Fetching query results¶
Once you are happy with your query, you can fetch only the matching entries by calling fetch on the query result:
>>> (mouse & 'dob > "2017-01-01"' & 'sex = "M"').fetch()
array([(0, datetime.date(2017, 3, 1), 'M')],
dtype=[('mouse_id', '<i8'), ('dob', 'O'), ('sex', 'O')])
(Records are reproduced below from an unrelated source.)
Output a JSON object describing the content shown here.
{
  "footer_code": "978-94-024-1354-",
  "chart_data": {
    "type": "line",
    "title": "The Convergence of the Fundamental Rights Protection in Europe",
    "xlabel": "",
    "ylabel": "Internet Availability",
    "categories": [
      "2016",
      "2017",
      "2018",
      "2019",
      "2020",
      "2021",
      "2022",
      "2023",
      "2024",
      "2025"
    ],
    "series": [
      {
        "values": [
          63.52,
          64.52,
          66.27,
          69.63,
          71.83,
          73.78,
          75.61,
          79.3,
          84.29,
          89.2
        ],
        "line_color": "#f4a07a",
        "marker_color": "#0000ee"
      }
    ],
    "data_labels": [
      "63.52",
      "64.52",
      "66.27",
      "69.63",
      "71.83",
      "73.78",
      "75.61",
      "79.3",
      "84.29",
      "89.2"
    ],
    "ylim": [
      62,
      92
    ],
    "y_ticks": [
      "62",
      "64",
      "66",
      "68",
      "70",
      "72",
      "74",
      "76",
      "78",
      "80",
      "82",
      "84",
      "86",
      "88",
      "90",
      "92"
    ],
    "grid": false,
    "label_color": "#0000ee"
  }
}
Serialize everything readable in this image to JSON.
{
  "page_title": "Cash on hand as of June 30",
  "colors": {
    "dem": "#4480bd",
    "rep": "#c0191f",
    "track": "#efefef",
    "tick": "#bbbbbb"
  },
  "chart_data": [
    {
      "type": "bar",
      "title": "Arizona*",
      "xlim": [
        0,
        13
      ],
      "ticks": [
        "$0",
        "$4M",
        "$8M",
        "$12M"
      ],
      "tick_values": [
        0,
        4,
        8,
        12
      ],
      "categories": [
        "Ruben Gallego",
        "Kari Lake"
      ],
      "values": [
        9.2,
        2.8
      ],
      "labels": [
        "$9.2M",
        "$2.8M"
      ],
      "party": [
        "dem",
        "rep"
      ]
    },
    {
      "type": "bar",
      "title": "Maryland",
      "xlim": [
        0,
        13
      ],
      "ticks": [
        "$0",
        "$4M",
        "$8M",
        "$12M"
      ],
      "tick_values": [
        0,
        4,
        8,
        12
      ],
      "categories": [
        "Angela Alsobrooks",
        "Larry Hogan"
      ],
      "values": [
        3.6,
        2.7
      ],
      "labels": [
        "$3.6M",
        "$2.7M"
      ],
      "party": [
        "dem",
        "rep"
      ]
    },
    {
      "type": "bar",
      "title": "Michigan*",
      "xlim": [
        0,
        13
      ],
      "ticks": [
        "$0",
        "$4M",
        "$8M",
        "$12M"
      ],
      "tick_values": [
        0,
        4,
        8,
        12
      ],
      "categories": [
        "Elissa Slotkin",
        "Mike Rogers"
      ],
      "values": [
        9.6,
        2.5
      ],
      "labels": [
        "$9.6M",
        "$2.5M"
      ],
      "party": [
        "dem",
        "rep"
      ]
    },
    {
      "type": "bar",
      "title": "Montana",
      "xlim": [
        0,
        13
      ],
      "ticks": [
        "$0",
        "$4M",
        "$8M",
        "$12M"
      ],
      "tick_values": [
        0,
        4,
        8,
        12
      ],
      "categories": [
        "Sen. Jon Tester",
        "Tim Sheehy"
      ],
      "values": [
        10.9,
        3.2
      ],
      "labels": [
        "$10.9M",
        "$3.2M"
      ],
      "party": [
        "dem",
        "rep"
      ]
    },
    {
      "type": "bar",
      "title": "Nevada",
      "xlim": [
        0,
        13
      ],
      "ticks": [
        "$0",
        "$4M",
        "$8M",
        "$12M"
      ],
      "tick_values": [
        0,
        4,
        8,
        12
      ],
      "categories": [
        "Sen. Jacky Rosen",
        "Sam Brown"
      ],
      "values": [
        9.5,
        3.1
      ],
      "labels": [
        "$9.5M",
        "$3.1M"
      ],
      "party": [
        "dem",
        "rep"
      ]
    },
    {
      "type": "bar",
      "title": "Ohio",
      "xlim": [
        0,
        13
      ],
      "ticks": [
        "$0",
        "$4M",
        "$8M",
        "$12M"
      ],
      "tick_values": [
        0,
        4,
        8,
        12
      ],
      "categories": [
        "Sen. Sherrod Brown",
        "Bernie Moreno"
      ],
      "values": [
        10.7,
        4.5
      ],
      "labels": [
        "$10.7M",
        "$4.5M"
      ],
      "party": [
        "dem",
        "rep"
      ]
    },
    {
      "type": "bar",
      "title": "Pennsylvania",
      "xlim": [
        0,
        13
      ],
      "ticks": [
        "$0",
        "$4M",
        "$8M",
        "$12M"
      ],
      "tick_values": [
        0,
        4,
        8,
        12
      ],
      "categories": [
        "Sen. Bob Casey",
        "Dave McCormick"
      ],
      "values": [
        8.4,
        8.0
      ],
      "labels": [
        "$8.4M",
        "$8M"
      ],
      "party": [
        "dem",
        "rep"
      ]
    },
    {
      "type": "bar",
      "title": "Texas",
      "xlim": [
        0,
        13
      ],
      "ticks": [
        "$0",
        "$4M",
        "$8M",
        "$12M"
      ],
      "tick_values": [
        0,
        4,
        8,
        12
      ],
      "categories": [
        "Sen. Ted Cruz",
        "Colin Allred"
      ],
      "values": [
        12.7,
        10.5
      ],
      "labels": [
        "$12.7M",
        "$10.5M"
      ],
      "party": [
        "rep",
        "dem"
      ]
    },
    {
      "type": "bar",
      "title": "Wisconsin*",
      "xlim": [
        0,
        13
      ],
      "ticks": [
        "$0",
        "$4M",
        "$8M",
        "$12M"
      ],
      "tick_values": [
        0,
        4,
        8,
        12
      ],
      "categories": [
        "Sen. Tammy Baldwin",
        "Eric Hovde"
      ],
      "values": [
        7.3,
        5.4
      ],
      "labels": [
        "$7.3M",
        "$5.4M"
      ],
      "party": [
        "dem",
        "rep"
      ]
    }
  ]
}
Not only does querying with DataJoint makes retrieving certain subsets of data easier, it also helps you avoid unnecessary data transfers between the database server and your computer. While you are forming and previewing queries, the query processing is actually performed by the database server, and only minimal data (if any) is transferred between the database server and your computer.
When you call fetch
on the query result, only the relevant data is transfered, thus potentially cutting down
the amount of data that has to be transferred out of the database server to your local machine. Not only does
it save space on your machine, but can also significantly reduce data transfer speed and also help to reduce
load on the database server.
Deleting entires¶
Now that we have learned how to restrict our selection from a table, it’s
an appropriate time for us to learn how to delete entries. As you might have guessed,
you can delete entries by calling the delete
method:
>>> mouse.delete() # this will attept to delete ALL entries
The contents of the following tables are about to be deleted:
`dj_tutorial`.`mouse` (7 tuples)
Proceed? [yes, No]: no
Either hit enter without typing anything or type in “no” to cancel the deletion. If you can only delete all entries, then this would not be too useful. Fortunately, you can delete restricted table. For example, if I want to specifically delete mouse with ID of 10:
>>> (mouse & 'mouse_id = 10').delete()
The contents of the following tables are about to be deleted:
dj_tutorial`.`mouse` (1 tuples)
Proceed? [yes, No]: no
What’s next?¶
In this section, we learned how to fetch data from the table using the fetch
method. We also met our
first query operation, &
(restriction) and learned how it can be used to narrow down your query
results and fetch them. Finally we learned how to delete table entries using delete
method, and
also learned how to delete only specific entires by using restriction on the table.
As you progress through the tutorials and create more tables, you will learn additional
operations and how to combine them into more powerful yet intuitive queries.
In the next section, we will move forward in our data pipeline creation by creating and linking additional tables together.